[BUG] better documentation needed for rootless (possibly needs behavior change also)

[invario]

The bug

Firstly, thank you for UpSnap and all the work you've put in.

So while attempting to run UpSnap with a non-root user today on TrueNAS Scale 25.10.1 (Debian 12.11), I kept encountering the following error:
2026-01-10 21:52:27.002035+00:00[ERROR] 2026/01/10 16:52:27 cronjobs.go:64: socket: permission denied
...which resulted in the UI never being updated properly. Everything runs fine as root.

Further investigation led me to the UPSNAP_PING_PRIVILEGED environment variable noted in the docker-compose.yml so I first set that to false with no success. Then I set it to true and it worked, which seems wrong based on the documentation and counterintuitive:

UpSnap/backend/networking/ping.go

Lines 39 to 47 in 02b4f20

	privileged := isRoot()
	privilegedEnv := os.Getenv("UPSNAP_PING_PRIVILEGED")
	if privilegedEnv != "" {
	privileged, err = strconv.ParseBool(privilegedEnv)
	if err != nil {
	privileged = false
	}
	}
	pinger.SetPrivileged(privileged)

It seems that without the UPSNAP_PING_PRIVILEGED=false, it will still check for root and use an unprivileged ping. So setting UPSNAP_PING_PRIVILEGED=false isn't 100% necessary. But the reason why I had to set it to true instead is as follows:
https://pkg.go.dev/github.com/asmpro/go-ping#readme-note-on-linux-support

Note on Linux Support:
This library attempts to send an "unprivileged" ping via UDP. On linux, this must be enabled by setting

sudo sysctl -w net.ipv4.ping_group_range="0 2147483647"
If you do not wish to do this, you can set pinger.SetPrivileged(true) and use setcap to allow your binary using go-ping to bind to raw sockets (or just run as super-user):

setcap cap_net_raw=+ep /bin/go-ping

I quickly verified that NET_RAW capability was already granted to the container (it was) and that the issue was net.ipv4.ping_group_range was not set to 0 2147483647 (it was set to 1 0).

I don't know if anyone else has run into this problem yet, but this threw me for a loop and I think some better/corrected documentation in the docker-compose.yml and Wiki needs to be made. I'll submit proposed changes shortly for that.

However, my question is this: is a behavior modification for UpSnap a good idea?

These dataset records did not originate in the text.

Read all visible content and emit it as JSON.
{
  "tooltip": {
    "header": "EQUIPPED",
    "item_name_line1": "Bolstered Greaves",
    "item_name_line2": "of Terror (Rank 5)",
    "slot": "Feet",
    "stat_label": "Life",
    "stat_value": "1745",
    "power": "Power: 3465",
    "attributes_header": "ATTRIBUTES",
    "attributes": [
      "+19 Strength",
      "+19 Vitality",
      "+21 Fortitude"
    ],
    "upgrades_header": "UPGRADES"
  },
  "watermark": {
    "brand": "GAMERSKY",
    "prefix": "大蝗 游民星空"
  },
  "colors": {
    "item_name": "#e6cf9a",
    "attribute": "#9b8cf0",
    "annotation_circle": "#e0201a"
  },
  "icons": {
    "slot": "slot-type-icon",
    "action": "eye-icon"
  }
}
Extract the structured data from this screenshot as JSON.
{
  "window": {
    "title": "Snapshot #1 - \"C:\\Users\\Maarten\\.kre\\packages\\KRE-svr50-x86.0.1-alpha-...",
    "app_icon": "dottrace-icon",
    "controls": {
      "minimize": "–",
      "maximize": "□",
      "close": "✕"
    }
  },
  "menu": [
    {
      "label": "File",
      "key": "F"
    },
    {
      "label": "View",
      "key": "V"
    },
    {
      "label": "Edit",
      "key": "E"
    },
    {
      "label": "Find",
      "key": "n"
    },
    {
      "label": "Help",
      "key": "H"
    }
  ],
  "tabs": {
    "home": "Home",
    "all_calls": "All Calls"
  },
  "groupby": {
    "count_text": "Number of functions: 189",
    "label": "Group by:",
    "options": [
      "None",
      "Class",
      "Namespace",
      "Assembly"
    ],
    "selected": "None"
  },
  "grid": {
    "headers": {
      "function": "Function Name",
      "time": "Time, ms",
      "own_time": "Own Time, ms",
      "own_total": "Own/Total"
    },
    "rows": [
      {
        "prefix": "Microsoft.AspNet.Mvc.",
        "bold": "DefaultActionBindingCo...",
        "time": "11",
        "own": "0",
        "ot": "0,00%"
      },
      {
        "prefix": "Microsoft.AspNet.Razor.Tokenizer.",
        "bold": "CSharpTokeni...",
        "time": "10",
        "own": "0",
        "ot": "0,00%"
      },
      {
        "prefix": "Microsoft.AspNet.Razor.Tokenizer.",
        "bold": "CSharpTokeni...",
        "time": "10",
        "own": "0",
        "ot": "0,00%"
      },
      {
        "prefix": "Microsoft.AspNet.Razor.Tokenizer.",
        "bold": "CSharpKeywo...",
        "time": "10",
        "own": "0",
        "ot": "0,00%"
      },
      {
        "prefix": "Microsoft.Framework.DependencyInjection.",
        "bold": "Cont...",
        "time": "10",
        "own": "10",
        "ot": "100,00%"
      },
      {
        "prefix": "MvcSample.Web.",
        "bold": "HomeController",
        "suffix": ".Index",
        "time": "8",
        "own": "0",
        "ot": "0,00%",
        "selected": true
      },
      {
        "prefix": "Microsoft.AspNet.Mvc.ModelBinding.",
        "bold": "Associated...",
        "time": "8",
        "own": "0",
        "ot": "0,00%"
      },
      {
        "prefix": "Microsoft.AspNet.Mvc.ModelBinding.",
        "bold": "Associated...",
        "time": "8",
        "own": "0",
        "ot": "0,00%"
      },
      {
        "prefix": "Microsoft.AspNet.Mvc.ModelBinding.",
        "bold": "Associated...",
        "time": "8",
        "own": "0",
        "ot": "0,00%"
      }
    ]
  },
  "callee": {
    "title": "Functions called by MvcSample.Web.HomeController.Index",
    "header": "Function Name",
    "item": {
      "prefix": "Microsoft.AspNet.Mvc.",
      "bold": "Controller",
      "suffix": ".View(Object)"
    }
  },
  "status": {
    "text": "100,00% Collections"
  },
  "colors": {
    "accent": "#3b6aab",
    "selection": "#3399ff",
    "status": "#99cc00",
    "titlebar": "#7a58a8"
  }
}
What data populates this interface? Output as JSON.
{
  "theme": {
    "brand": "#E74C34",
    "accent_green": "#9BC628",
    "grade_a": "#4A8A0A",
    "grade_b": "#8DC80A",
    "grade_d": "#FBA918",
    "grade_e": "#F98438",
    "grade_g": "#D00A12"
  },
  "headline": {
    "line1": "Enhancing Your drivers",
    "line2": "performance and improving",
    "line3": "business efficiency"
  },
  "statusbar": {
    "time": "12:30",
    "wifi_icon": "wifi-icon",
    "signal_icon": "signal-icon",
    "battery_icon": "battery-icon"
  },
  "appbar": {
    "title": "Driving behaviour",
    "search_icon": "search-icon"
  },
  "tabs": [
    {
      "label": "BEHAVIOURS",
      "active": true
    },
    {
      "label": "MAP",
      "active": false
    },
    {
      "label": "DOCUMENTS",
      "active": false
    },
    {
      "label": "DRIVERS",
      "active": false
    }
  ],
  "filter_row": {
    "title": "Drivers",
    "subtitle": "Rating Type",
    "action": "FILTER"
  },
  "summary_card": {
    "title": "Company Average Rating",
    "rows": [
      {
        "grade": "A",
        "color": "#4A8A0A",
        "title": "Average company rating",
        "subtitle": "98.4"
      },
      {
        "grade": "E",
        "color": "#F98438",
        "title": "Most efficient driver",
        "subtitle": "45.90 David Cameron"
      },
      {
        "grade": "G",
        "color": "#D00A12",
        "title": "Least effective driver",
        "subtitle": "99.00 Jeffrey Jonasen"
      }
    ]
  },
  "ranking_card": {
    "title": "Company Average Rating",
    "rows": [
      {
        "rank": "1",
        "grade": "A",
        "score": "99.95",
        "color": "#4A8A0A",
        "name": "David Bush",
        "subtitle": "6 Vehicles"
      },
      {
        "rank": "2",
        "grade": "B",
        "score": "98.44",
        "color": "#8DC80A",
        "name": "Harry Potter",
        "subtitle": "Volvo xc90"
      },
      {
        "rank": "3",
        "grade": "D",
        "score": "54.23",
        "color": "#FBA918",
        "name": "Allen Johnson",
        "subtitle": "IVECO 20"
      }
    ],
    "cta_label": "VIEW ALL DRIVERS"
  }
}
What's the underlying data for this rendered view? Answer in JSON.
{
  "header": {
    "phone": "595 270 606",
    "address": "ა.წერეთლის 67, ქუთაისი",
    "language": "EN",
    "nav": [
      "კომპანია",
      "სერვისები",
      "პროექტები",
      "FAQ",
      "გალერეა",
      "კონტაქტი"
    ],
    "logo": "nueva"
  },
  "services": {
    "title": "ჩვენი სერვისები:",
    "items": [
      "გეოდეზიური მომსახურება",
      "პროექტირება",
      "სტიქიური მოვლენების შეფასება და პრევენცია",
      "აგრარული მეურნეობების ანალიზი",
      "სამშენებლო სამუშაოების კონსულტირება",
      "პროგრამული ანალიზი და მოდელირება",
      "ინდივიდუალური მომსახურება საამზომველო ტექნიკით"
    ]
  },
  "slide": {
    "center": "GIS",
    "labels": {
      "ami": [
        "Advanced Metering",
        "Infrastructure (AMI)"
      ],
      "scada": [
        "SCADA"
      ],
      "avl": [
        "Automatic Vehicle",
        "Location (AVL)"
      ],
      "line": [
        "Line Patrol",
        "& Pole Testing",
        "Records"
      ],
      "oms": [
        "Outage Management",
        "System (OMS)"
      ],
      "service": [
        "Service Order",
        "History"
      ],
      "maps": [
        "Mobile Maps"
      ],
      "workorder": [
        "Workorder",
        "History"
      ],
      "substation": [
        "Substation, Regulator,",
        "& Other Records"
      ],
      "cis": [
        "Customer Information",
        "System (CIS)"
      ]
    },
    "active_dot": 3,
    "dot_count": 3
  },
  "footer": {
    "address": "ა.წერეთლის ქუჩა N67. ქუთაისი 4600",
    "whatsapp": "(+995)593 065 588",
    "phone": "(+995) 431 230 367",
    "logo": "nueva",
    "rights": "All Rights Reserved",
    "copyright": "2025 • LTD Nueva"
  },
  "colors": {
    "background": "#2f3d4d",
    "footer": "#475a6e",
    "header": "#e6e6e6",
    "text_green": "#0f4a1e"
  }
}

If a container is running rootless, but it has the proper NET_RAW capability, then UpSnap shouldn't be attempting to use an unprivileged UDP ping which may or may not require additional user action (either I have to sudo sysctl -w net.ipv4.ping_group_range="0 2147483647" on the host, or else I have to counterintuitively set UPSNAP_PING_PRIVILEGED=TRUE)

It seems there should be a better way to do this.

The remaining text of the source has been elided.